I have been loving indian food for 40 years. Touring the UK I have visited a very large number of Indian restaurants and never until now, have I been told that I couldn't have a chapati as it 'took too much time'. The service was appalling, rude and unhelpful. The food was, at best average. I would avoid this dirty old dump and go somewhere they want to serve you decent food, at a reasonable price, because the food here is a rip off.


Went here for a friends birthday and had a great time. For £15 we got a range of shared dishes that were tasty and filling. It is also BYOB which was great for the students in the group. I had some trouble finding the entrance which is just a small door along the Strand. The whole building transports you back in time and the bar just below the restaurant was lovely for a drink and chat after dinner.

I love this place. The food might be fairly basic (but still very good) and it's all a bit shabby, but it's a pleasing time warp in the modern West End, nestling as it does with a v old-fashioned cheap hotel. The waiters wear old-fashioned whites and they now serve beer and wine (you used to have to go and get it from the hotel bar downstairs). As long as you're not after a classy experience and interested in more unusual London spots, this is recommended.


I’ve never really understood the appeal of The India Club. I last ate here just over 3 years ago. I wasn’t overly impressed then and hoped maybe I’d re-evaluate my opinion this time around. Sadly however, the only real ‘improvement’ was the fact that beer is now served in the main restaurant. Even then, when I ordered a pint of Cobra, the waiter suggested I might prefer Kingfisher instead (both were on the menu). This, I realised, may have had something to do with the fact that Kingfisher was the only beer on tap in the restaurant, whereas the Cobra would have meant a trip to the bar downstairs. The food was rather plain and ordinary, nothing to write home about. A bit bland really. Judging by some of the reviews I’ve come across, this place seems to trade largely off its so-called ‘authentic Indian’ credentials. Well, if this truly is authentic Indian, I think I’ll stick to the fake alternative.

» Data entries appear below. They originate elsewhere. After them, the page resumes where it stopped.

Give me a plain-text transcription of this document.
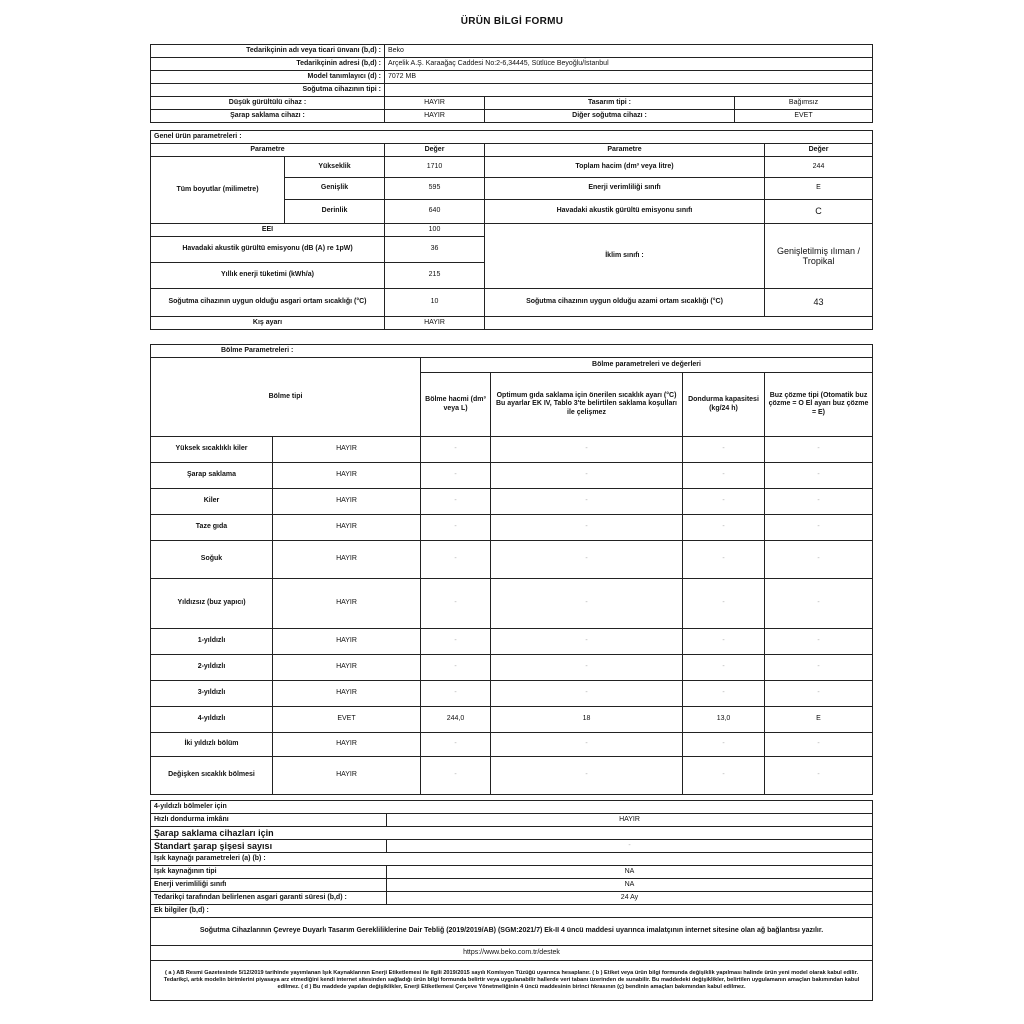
ÜRÜN BİLGİ FORMU
Tedarikçinin adı veya ticari ünvanı (b,d) :	Beko		
Tedarikçinin adresi (b,d) :	Arçelik A.Ş. Karaağaç Caddesi No:2-6,34445, Sütlüce Beyoğlu/İstanbul		
Model tanımlayıcı (d) :	7072 MB		
Soğutma cihazının tipi :			
Düşük gürültülü cihaz :	HAYIR	Tasarım tipi :	Bağımsız
Şarap saklama cihazı :	HAYIR	Diğer soğutma cihazı :	EVET
Genel ürün parametreleri :				
Parametre		Değer	Parametre	Değer
Tüm boyutlar (milimetre)	Yükseklik	1710	Toplam hacim (dm³ veya litre)	244
	Genişlik	595	Enerji verimliliği sınıfı	E
	Derinlik	640	Havadaki akustik gürültü emisyonu sınıfı	C
EEI		100	İklim sınıfı :	Genişletilmiş ılıman /
Tropikal
Havadaki akustik gürültü emisyonu (dB (A) re 1pW)		36		
Yıllık enerji tüketimi (kWh/a)		215		
Soğutma cihazının uygun olduğu asgari ortam sıcaklığı (°C)		10	Soğutma cihazının uygun olduğu azami ortam sıcaklığı (°C)	43
Kış ayarı		HAYIR		
Bölme Parametreleri :					
Bölme tipi		Bölme parametreleri ve değerleri			
		Bölme hacmi (dm³ veya L)	Optimum gıda saklama için önerilen sıcaklık ayarı (°C) Bu ayarlar EK IV, Tablo 3'te belirtilen saklama koşulları ile çelişmez	Dondurma kapasitesi (kg/24 h)	Buz çözme tipi (Otomatik buz çözme = O El ayarı buz çözme = E)
Yüksek sıcaklıklı kiler	HAYIR	-	-	-	-
Şarap saklama	HAYIR	-	-	-	-
Kiler	HAYIR	-	-	-	-
Taze gıda	HAYIR	-	-	-	-
Soğuk	HAYIR	-	-	-	-
Yıldızsız (buz yapıcı)	HAYIR	-	-	-	-
1-yıldızlı	HAYIR	-	-	-	-
2-yıldızlı	HAYIR	-	-	-	-
3-yıldızlı	HAYIR	-	-	-	-
4-yıldızlı	EVET	244,0	18	13,0	E
İki yıldızlı bölüm	HAYIR	-	-	-	-
Değişken sıcaklık bölmesi	HAYIR	-	-	-	-
4-yıldızlı bölmeler için	
Hızlı dondurma imkânı	HAYIR
Şarap saklama cihazları için	
Standart şarap şişesi sayısı	-
Işık kaynağı parametreleri (a) (b) :	
Işık kaynağının tipi	NA
Enerji verimliliği sınıfı	NA
Tedarikçi tarafından belirlenen asgari garanti süresi (b,d) :	24 Ay
Ek bilgiler (b,d) :	
Soğutma Cihazlarının Çevreye Duyarlı Tasarım Gerekliliklerine Dair Tebliğ (2019/2019/AB) (SGM:2021/7) Ek-II 4 üncü maddesi uyarınca imalatçının internet sitesine olan ağ bağlantısı yazılır.	
https://www.beko.com.tr/destek	
( a ) AB Resmi Gazetesinde 5/12/2019 tarihinde yayımlanan Işık Kaynaklarının Enerji Etiketlemesi ile ilgili 2019/2015 sayılı Komisyon Tüzüğü uyarınca hesaplanır. ( b ) Etiket veya ürün bilgi formunda değişiklik yapılması halinde ürün yeni model olarak kabul edilir. Tedarikçi, artık modelin birimlerini piyasaya arz etmediğini kendi internet sitesinden sağladığı ürün bilgi formunda belirtir veya uygulanabilir hallerde veri tabanı üzerinden de sunabilir. Bu maddedeki değişiklikler, belirtilen uygulamanın amaçları bakımından kabul edilmez. ( d ) Bu maddede yapılan değişiklikler, Enerji Etiketlemesi Çerçeve Yönetmeliğinin 4 üncü maddesinin birinci fıkrasının (ç) bendinin amaçları bakımından kabul edilmez.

Since the 1970s I have visited this wonderful restaurant about four times a year. Mosala Dosa with sambal and coconut chutney has in variably been my choice, It is consistently excellent and served with the minimum of delay. One feels removed from the commercial world; there are people reading on their own ;there are happy groups of people who clearly think this place is perfect. Sepia photographs of famous personalities from the sub-continent gaze down at one. The Staff quietly go about their business; there is a site-line through to the kitchen , which gives the certainty that everything is hand crafted. . The staff seem never to get older. I expect the same staff in fifty years. Any-one who cannot afford an annual visit to India should come here. You get the atmosphere of the country ,as soon as you walk in. There is a whiff of Somerset Maugham and E.M Forster about the dining room. Marcel Proust were he alive today would appreciate the soul and feel of the place. Were I to leave England , there are many places I would miss- amongst them would be the India Club.

Had my 28th birthday party here - was fantastic! Food was delicious and such a quirky find - reminds me of what an Indian cafe in Mumbai would be like. All my guests thoroughly enjoyed it and said they'd be back!

Having read very positive reviews of this restaurant about a year ago (autumn 2010) I had been meaning to visit it ever since. The promise of 'authentic' and 'cheap' Indian food in central London sounded wonderful. In December 2011 I was on the Strand looking for an early dinner and so finally made my visit. I could not have been more disappointed. The food and overall dining experience were abysmal from start to finish. I would not have cared about the poor décor and rude service if the food had been as excellent as promised. However, it was truly disgusting. I ate better curries in my school dining room as a child. I have travelled extensively in India and have never eaten food this terrible anywhere in India, not even in the cheapest, grimiest eateries. We ordered a lamb curry (I forget which) - the meat was overcooked, the curry lukewarm, the sauce a tasteless brown gloup; a portion of rice (which we had to ask for several times) - overcooked, possibly reheated, low quality rice; a mushroom dish - tinned mushrooms in the a similar, or possibly the same, brown gloupy sauce as the lamb; a plain naan - not freshly made but out of a packet and barely heated; a paratha - stodgy and heavy not light a layered; a masala dosa - probably the best thing we ate but the dosa was a bit soggy and the filling mediocre, the coconut sambar was luminous green and not very good; finally we had a sweet lassi - neither sweet nor drinkable. The service was rude and inattentive and when we came to pay they kept pointing out that service was not included. The food is not particularly cheap and there are far better Indian restaurants in London for a similar price. But to be honest even if they were giving away this food I would not chose to eat here again. After our visit I checked some more recent reviews of the restaurant several of which said that the restaurant has recently changed hands and has since gone downhill. A shame, but please do not fall into the same trap I did based upon older reviews. The restaurant is terrible. AVOID!